I agree that the OP shouldn't be expected to go to 5 to 8 parties, that's insane, but 1 or 2 is reasonable, esp. if it's her in-laws. I am sure the grandparents aunts and uncles want to see the family.

I live 4 1/2 hours away from my parents and entire extended families, and I am proud to say we make the trip a lot, for birthdays, baptisms, holidays, weddings, bridal showers, baby showers.... In a pinch, I have been known to do a round trip in one day -- for my cousin's baby shower, I drove up, leaving at 7 am, went to the 1 pm shower, drove back at 5, landing home around 10! Why? Because I love her and I was NOT missing an important family event.

But a whole bunch of Christmas parties? I don't know about that. It would depend who is hosting each one.

[/quote]

I would think nothing of driving 120 miles round trip for a family party, heck, this weekend we'll be making a 735-mile round trip just to have coffee at McDonalds with a few people.

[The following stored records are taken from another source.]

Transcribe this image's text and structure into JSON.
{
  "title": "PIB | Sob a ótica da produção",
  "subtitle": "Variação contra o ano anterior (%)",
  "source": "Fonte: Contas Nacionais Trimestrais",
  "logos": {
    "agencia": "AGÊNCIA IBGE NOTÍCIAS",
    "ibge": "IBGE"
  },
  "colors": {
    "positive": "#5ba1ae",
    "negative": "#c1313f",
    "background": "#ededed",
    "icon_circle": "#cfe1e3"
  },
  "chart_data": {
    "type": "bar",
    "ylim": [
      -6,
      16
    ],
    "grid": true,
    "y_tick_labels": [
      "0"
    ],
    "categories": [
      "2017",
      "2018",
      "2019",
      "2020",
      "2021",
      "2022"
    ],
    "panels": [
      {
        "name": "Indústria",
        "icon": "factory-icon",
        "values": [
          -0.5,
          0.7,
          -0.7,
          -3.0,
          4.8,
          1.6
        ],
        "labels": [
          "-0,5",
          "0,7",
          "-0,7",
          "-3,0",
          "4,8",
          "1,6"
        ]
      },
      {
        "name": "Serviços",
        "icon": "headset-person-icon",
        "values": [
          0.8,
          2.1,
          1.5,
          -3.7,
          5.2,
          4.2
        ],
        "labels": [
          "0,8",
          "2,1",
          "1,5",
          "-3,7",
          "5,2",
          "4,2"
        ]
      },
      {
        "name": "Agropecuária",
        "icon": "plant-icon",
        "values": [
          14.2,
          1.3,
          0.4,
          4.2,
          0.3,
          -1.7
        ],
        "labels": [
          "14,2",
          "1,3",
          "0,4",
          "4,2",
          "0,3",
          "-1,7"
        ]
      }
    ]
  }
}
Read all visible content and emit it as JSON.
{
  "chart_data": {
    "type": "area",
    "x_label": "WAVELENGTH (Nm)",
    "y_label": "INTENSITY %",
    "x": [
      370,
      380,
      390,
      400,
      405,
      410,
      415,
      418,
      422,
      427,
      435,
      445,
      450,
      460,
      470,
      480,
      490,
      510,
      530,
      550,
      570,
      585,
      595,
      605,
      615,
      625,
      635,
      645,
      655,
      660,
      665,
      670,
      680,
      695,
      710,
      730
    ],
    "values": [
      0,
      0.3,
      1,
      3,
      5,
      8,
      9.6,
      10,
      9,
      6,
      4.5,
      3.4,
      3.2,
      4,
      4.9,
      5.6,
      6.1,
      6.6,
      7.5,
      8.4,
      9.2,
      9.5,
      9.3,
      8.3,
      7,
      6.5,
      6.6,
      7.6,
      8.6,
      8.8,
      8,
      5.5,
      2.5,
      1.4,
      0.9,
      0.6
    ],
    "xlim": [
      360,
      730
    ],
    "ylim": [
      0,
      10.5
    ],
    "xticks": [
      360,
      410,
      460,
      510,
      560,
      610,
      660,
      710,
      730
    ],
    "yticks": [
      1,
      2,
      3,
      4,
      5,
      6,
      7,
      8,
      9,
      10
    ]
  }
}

But I don't have a family to feed and clothe and money is not an issue. For a family where the budget is tight, gas for a 120 mile trip may mean that they have to do without something else. If these parties are half as competitive as they sound I don't think I'd want to sacrifice anything to attend them.


#18

As I said, we do drive almost that far to celebrate Christmas with my in laws, and stay for a couple of days. But I wouldn’t make a separate trip during Advent for a Christmas party, knowing that I’d be there during the actual Christmas season. That is a tough time of year to travel out of town, and it would simply be too disruptive to our life to do for a mere party.

We drive to unique parties, like showers or landmark birthdays (like mil’s 70th this year). But with kids activities, dh’s work, and my responsibilities at home, we often can’t leave town at the same time as the littler events are planned. Activities that we believe are valuable for our kids would have to be abandoned if we were to attend all of those things, and life would be very stressful.

We each have to make these judgments - what amount of travel we can handle, what level of involvement in our home community we want, and how to balance the two. To each their own.